Human Activity Recognition (HAR) systems are devised for continuously observing human behavior - primarily in the fields of environmental compatibility, sports injury detection, senior care, rehabilitation, entertainment, and the surveillance in intelligent home settings. Inertial sensors, e.g., accelerometers, linear acceleration, and gyroscopes are frequently employed for this purpose, which are now compacted into smart devices, e.g., smartphones. Since the use of smartphones is so widespread now-a-days, activity data acquisition for the HAR systems is a pressing need.
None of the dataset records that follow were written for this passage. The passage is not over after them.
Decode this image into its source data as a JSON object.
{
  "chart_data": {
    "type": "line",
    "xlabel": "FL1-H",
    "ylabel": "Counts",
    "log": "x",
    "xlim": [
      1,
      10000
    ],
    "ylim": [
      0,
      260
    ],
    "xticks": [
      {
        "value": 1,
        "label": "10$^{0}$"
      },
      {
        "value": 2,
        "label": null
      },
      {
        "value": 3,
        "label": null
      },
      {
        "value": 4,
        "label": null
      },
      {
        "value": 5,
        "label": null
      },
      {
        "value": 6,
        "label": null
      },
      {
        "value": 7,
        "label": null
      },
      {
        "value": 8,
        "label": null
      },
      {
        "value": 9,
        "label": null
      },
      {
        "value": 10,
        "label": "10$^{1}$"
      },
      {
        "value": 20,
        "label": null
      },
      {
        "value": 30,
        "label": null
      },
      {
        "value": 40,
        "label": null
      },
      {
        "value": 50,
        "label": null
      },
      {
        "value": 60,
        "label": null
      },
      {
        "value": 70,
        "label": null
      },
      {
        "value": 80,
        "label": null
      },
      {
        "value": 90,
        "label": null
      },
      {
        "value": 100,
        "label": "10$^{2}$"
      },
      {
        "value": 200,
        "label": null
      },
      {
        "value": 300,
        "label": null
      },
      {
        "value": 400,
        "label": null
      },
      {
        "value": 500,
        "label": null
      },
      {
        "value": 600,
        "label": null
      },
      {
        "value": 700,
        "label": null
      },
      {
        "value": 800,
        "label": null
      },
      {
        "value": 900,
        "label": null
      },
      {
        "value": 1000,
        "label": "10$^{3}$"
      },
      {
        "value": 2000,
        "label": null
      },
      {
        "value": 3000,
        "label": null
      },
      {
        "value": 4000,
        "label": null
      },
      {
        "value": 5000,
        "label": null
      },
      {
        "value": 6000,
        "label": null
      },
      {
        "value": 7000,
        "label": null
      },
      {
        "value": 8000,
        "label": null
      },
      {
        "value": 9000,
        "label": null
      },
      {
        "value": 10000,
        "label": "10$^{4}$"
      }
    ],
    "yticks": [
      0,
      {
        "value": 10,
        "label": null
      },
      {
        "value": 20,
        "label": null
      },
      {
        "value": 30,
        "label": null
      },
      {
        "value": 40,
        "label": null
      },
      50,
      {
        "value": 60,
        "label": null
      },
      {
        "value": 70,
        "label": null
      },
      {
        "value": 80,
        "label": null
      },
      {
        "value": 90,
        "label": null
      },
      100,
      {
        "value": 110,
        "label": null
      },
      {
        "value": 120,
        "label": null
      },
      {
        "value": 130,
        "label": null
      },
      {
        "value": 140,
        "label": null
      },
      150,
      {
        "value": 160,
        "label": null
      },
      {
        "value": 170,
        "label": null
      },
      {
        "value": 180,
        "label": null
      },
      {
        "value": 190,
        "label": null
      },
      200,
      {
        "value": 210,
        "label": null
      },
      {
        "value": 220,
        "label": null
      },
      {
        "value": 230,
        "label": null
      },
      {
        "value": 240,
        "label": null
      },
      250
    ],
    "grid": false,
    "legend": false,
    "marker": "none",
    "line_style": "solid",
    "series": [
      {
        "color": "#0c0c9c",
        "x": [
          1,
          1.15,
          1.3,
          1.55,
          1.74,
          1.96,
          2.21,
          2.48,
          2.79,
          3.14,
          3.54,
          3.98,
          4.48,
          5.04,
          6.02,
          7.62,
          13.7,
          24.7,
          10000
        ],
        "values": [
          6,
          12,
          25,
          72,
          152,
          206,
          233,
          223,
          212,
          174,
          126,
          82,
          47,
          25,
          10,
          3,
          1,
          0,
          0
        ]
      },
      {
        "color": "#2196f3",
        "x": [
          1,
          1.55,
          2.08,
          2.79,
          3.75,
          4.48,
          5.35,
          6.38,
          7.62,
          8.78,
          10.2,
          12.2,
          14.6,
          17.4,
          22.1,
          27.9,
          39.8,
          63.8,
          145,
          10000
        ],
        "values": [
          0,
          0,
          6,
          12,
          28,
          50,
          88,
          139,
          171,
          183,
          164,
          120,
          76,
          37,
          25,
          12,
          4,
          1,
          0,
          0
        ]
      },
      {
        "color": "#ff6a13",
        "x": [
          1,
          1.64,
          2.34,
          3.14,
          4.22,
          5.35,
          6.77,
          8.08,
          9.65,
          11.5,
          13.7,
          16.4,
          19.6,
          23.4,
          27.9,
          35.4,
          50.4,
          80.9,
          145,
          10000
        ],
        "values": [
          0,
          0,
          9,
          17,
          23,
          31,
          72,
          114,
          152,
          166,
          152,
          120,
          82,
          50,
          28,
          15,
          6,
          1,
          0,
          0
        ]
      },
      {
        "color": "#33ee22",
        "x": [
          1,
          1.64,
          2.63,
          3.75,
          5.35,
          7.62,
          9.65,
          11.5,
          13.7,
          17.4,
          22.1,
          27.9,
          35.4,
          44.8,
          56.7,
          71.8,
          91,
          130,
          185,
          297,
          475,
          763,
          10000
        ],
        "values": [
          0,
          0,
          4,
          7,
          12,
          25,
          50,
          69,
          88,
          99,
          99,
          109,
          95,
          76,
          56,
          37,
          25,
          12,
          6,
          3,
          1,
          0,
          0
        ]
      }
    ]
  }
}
In this article, we have conducted the smartphone sensor-based raw data collection, namely
H-Activity
, using an Android-OS-based application for accelerometer, gyroscope, and linear acceleration. Furthermore, a hybrid deep learning model is proposed, coupling convolutional neural network and long-short term memory network (CNN-LSTM), empowered by the self-attention algorithm to enhance the predictive capabilities of the system. In addition to our collected dataset (
H-Activity
), the model has been evaluated with some benchmark datasets, e.g., MHEALTH, and UCI-HAR to demonstrate the comparative performance of our model. When compared to other models, the proposed model has an accuracy of 99.93% using our collected
H-Activity
data, and 98.76% and 93.11% using data from MHEALTH and UCI-HAR databases respectively, indicating its efficacy in recognizing human activity recognition. We hope that our developed model could be applicable in the clinical settings and collected data could be useful for further research.